Cruising Through the Louvre by David Prudhomme

I've always been fond of oddball publishing projects and quirky series - maybe because when you've worked in an industry, you're familiar with how it's supposed to work, and so get fascinated when someone deliberately does things a different way.

And so I keep coming back to the Louvre collection, a multi-year project of the actual world-famous museum, in which random cartoonists - mostly French, with a couple of Japanese thrown in just to be confusing - each make a completely different bande desinée that takes place, in one way or other, at that museum.

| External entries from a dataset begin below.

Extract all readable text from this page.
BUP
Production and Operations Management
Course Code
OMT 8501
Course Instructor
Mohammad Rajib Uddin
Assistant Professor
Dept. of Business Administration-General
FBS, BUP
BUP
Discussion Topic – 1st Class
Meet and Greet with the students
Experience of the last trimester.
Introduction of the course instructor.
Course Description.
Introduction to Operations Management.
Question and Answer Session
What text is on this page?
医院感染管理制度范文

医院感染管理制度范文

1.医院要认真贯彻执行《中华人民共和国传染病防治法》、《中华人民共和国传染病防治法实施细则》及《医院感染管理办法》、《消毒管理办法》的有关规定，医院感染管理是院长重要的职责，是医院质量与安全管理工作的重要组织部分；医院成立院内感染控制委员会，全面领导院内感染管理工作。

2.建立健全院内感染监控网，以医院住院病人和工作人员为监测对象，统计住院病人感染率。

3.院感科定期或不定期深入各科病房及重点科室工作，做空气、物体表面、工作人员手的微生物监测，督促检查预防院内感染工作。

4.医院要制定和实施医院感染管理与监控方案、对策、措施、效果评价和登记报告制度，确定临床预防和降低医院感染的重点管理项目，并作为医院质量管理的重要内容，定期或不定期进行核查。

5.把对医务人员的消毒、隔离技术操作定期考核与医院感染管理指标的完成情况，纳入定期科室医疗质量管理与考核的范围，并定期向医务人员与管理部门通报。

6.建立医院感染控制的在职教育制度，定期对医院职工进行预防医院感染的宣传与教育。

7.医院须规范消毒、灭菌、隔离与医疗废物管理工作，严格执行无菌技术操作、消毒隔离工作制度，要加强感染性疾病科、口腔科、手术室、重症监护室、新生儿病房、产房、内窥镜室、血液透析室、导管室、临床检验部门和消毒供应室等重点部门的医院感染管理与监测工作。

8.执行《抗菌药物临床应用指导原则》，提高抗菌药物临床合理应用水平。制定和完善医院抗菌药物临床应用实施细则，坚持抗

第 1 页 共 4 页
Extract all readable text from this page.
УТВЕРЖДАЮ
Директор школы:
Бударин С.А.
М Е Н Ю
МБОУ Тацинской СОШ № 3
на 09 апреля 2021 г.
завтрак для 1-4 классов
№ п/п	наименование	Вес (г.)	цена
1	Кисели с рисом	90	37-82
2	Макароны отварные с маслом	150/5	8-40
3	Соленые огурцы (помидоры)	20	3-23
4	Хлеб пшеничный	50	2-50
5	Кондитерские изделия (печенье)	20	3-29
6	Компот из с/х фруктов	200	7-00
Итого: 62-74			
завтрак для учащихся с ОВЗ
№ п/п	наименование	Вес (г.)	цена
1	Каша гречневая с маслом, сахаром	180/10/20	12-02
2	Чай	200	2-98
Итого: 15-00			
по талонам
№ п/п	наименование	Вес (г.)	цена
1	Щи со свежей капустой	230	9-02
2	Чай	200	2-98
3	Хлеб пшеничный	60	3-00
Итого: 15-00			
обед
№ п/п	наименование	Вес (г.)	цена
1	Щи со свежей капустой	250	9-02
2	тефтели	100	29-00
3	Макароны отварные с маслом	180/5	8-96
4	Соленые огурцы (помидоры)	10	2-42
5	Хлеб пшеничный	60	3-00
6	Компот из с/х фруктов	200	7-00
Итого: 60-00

That's it: that's all they have in common. The characters in the story spend time in the Louvre. Now, so far the museum has been central to every book I've seen, but perhaps it doesn't have to be. The series has ranged from the post-apocalyptic SF of Nicolas De Crecy's Glacial Period to the slice-of-life An Enchantment by Christian Durieux. According to a Goodreads list, the series started in 2005, and the 22nd book appeared in 2022, so it may not be done even now.

David Prudhomme's Cruising Through the Louvre was published in French in 2012, and this Joe Johnson translation came to the US in 2016. This is probably the most down-to-earth - I don't want to say obvious - book in the series. It's about a man: Prodhomme. He's walking through the Louvre, looking at the art but almost more so looking at the people, and seeing the art reflected in them. He's talking to his partner (wife, girlfriend, the book isn't clear) on the phone, and talking about his plans for this very book that we're reading.

The effect could be '90s alt-cartoonist - the "it's all about me!" style - but it really isn't. Prudhomme is central here, but mostly as a viewpoint to see the art and the people, more of a camera than a voice. Cruising is about what he sees rather than what he thinks - it's a quick read, with relatively few words, driven by large panels with Prudhomme's soft blacks and colors - I think he works in art crayon or some kind of tones/pencils; his work is full of shades and tones, more in the black/grey spectrum than anywhere else.

We see people who match the art they're looking at, or reflect it, or just stare at it. People of all kinds: young, old, men, women, various races and sizes and clothing types and expressions. All here, in this museum, to look at art and feel something because of it.

This is one of the more successful of the books in the series, I think. It captures - in a puckish way; there's a fantasy element towards the end I haven't mentioned - the feeling of actually wandering through a good museum in a way the other books haven't. There's a randomness to it, and a sense that the experience is partially formed by the crowd, not just the works. Pruddhomme has a great eye for odd, specific faces - faces that are cartoons, since he is a cartoonist - and makes them all come to life, even as he shows them all, generally, only once.